The mural, October 7 The Hostages, was created by Italian artist aleXsandro Palombo and was unveiled on October 7, 2025, outside the Consulate General of Qatar in Milan. It depicts Bibas and her children, who were kidnapped from Kibbutz Nir Oz and killed in Gaza.
The mural, which depicts Bibas holding her two sons on a black background, with a bright orange used for the children’s hair, marked the first official commemoration done with city approval after officials rejected a proposal to light up Palazzo Marino, Milan’s city hall, in orange to commemorate the murdered Israelis in February.
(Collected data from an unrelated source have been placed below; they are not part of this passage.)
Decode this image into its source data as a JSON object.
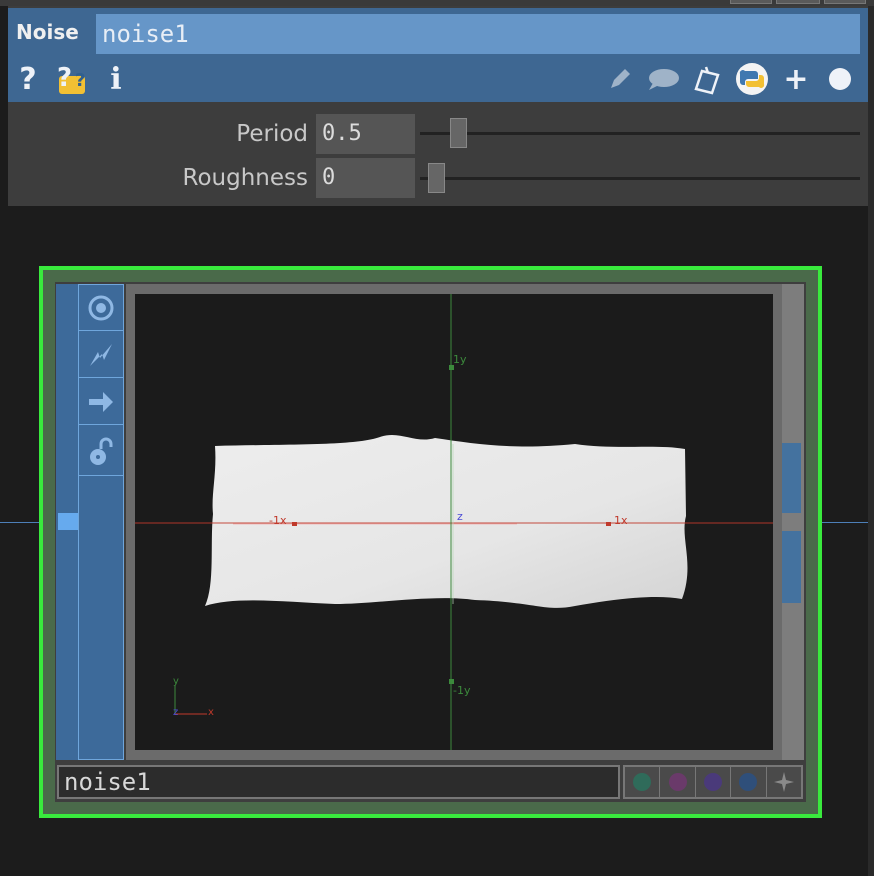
{
  "header": {
    "op_type": "Noise",
    "op_name": "noise1",
    "icons_left": [
      "help-icon",
      "python-help-icon",
      "info-icon"
    ],
    "icons_right": [
      "edit-icon",
      "comment-icon",
      "clone-icon",
      "python-icon",
      "add-icon",
      "dot-icon"
    ]
  },
  "params": [
    {
      "label": "Period",
      "value": "0.5",
      "slider": 0.07
    },
    {
      "label": "Roughness",
      "value": "0",
      "slider": 0.02
    }
  ],
  "node": {
    "name": "noise1",
    "side_buttons": [
      "viewer-icon",
      "bypass-icon",
      "export-icon",
      "lock-icon"
    ],
    "flag_colors": [
      "#2f6b5a",
      "#6a3a6a",
      "#4a3a7a",
      "#2f4f7a"
    ],
    "outline_color": "#39ea3d"
  },
  "viewport": {
    "axis_labels": {
      "pos_y": "1y",
      "neg_y": "-1y",
      "pos_x": "1x",
      "neg_x": "-1x",
      "z": "z"
    },
    "gizmo": {
      "x": "x",
      "y": "y",
      "z": "z"
    },
    "x_axis_color": "#c0392b",
    "y_axis_color": "#3c8a3c",
    "z_axis_color": "#4b4bd6"
  }
}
“The artwork serves as a testimony, documents a historical event, denounces violence, and calls for public reflection,” a spokesperson for the artist said after its unveiling earlier this month.
During the ceremony last week, a poster reading “NO WAR” was placed over Bibas’s face, changing the meaning of the piece. The act is being viewed as a deliberate attempt to undermine the mural’s original message commemorating victims of terrorism.
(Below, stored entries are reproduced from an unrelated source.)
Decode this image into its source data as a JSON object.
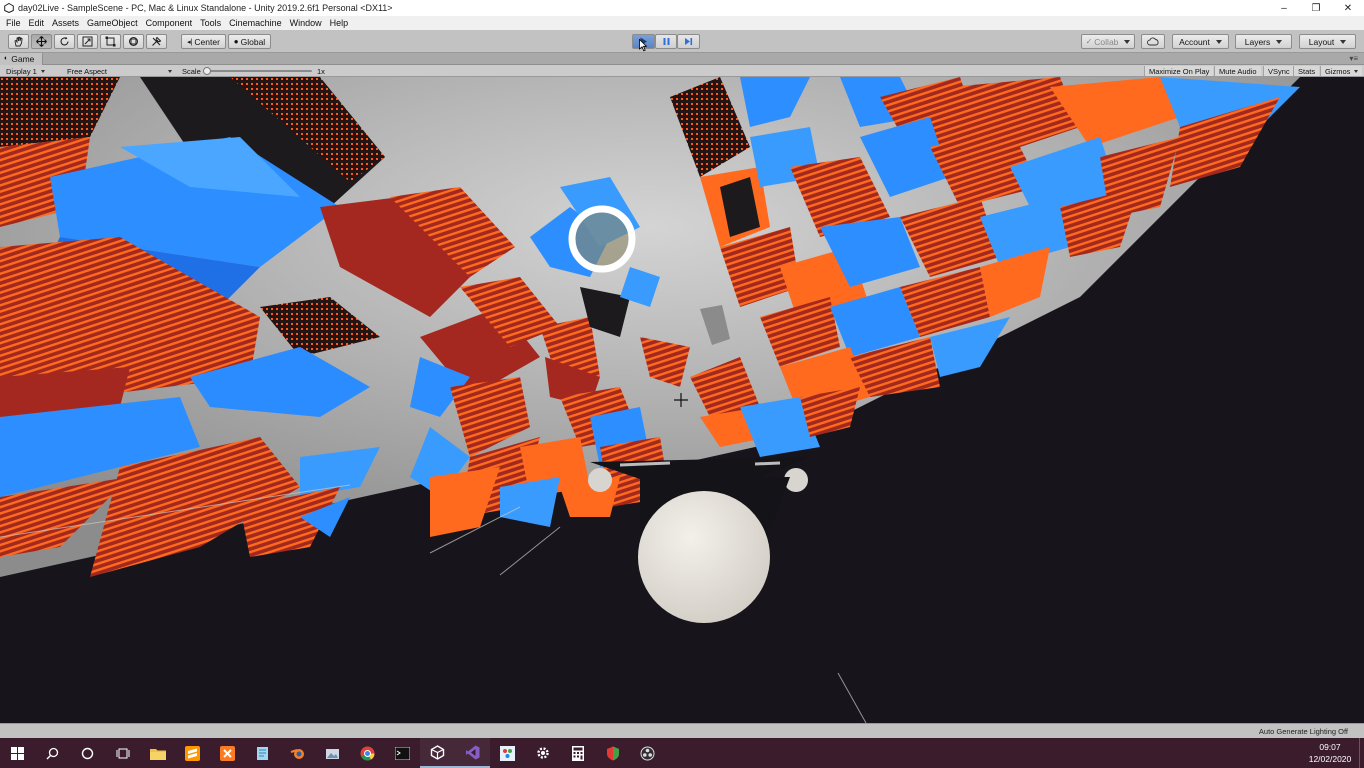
{
  "window": {
    "title": "day02Live - SampleScene - PC, Mac & Linux Standalone - Unity 2019.2.6f1 Personal <DX11>",
    "controls": [
      "–",
      "❐",
      "✕"
    ]
  },
  "menu": [
    "File",
    "Edit",
    "Assets",
    "GameObject",
    "Component",
    "Tools",
    "Cinemachine",
    "Window",
    "Help"
  ],
  "toolbar": {
    "tools": [
      "hand-tool",
      "move-tool",
      "rotate-tool",
      "scale-tool",
      "rect-tool",
      "transform-tool",
      "custom-tool"
    ],
    "pivot_label": "Center",
    "space_label": "Global",
    "collab_label": "Collab",
    "account_label": "Account",
    "layers_label": "Layers",
    "layout_label": "Layout"
  },
  "game_tab": {
    "label": "Game",
    "display": "Display 1",
    "aspect": "Free Aspect",
    "scale_label": "Scale",
    "scale_value": "1x",
    "maximize_on_play": "Maximize On Play",
    "mute_audio": "Mute Audio",
    "vsync": "VSync",
    "stats": "Stats",
    "gizmos": "Gizmos"
  },
  "status": {
    "lighting": "Auto Generate Lighting Off"
  },
  "taskbar": {
    "apps": [
      "start",
      "search",
      "cortana",
      "task-view",
      "file-explorer",
      "sublime-text",
      "xampp",
      "notepad",
      "blender",
      "photos",
      "chrome",
      "terminal",
      "unity",
      "visual-studio",
      "paint",
      "settings",
      "calculator",
      "shield",
      "obs"
    ],
    "time": "09:07",
    "date": "12/02/2020"
  },
  "colors": {
    "orange": "#ff6a1f",
    "blue": "#2e8dff",
    "red": "#a72a22",
    "sky": "#a9a9a9",
    "ground": "#17151b"
  }
}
Not the first time Palombo's work has been vandalized
Palombo’s works have previously been targeted in similar acts of vandalism. In 2024, a mural dedicated to Nova festival survivor Vlada Patapov was defaced just hours after it was revealed. Works honoring Holocaust survivors Liliana Segre, Sami Modiano, and Edith Bruck were also damaged.
Several of Palombo’s murals are now part of the permanent collection at the Shoah Museum in Rome’s Jewish ghetto.
Palombo is known for socially engaged art focused on inclusion and human rights.